Effect of doping on performance of organic solar cells

TL;DR

This study models how doping affects the performance of organic solar cells, revealing that doping can either decrease or improve efficiency depending on cell type, material properties, and contact quality.

Contribution

The paper extends existing models by analyzing doping effects on both planar and bulk heterojunction organic solar cells, highlighting conditions under which doping enhances or reduces performance.

Findings

Doping decreases JSC, FF, and efficiency in optimized bulk heterojunction cells.

Doping can increase efficiency in unoptimized bulk heterojunction cells with low mobilities.

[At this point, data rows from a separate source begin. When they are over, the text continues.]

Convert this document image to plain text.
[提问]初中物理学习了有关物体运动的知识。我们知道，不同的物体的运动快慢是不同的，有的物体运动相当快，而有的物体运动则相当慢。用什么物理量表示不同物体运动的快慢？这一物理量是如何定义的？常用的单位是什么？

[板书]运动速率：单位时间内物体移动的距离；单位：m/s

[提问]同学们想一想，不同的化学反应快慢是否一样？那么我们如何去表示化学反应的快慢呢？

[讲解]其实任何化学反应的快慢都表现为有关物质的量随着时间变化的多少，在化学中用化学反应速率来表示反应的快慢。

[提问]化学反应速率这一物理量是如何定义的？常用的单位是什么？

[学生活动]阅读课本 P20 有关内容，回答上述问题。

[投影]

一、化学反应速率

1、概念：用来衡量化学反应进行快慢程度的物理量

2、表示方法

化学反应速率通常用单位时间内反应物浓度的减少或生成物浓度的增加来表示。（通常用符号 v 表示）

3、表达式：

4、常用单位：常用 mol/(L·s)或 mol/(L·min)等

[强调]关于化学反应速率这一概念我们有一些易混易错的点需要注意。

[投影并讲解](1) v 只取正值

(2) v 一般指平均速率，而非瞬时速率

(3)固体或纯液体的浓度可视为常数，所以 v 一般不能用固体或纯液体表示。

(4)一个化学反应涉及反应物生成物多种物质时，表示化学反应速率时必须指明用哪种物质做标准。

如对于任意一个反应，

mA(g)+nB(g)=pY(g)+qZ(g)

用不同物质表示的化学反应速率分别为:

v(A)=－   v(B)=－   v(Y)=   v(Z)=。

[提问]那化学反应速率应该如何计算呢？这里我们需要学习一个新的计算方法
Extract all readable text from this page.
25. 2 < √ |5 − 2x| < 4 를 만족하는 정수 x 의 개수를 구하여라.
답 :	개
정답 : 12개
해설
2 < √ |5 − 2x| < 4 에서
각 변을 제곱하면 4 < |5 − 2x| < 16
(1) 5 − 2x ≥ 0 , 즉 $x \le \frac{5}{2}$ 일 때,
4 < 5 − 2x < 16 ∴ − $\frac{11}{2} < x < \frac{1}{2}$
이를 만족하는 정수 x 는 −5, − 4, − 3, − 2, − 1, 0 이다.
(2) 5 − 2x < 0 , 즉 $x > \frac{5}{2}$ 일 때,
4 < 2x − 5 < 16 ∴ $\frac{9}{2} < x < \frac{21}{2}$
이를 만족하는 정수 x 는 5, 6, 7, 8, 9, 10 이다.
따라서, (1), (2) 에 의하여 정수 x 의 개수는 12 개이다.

Doping improves performance in acceptor-doped planar heterojunction cells, especially with non-ohmic contacts.

Abstract

Conventional models of planar and bulk heterojunction organic solar cells have been extended by introducing doping in the active layer. We have studied the performance of organic solar cells as a function of dopant concentration. For bulk heterojunction cells, the modeling shows that for the most studied material pair (poly-3-hexylthiophene, P3HT, and phenyl-C61-butyric acid methyl ester, PCBM) doping decreases the short-circuit current density (JSC), fill factor (FF) and efficiency. However, if bulk heterojunction cells are not optimized, namely, at low charge carrier mobilities, unbalanced mobilities or non-ohmic contacts, the efficiency can be increased by doping. For planar heterojunction cells, the modeling shows that if the acceptor layer is n doped, and the donor layer is p doped, the open-circuit voltage, JSC, FF and hence the efficiency can be increased by doping. Inversely, when the acceptor is p doped, and the donor is n doped; FF decreases rapidly with increasing dopant concentrations so that the current-voltage curve becomes S shaped. We also show that the detrimental effect of nonohmic contacts on the performance of the planar heterojunction cell can be strongly weakened by doping.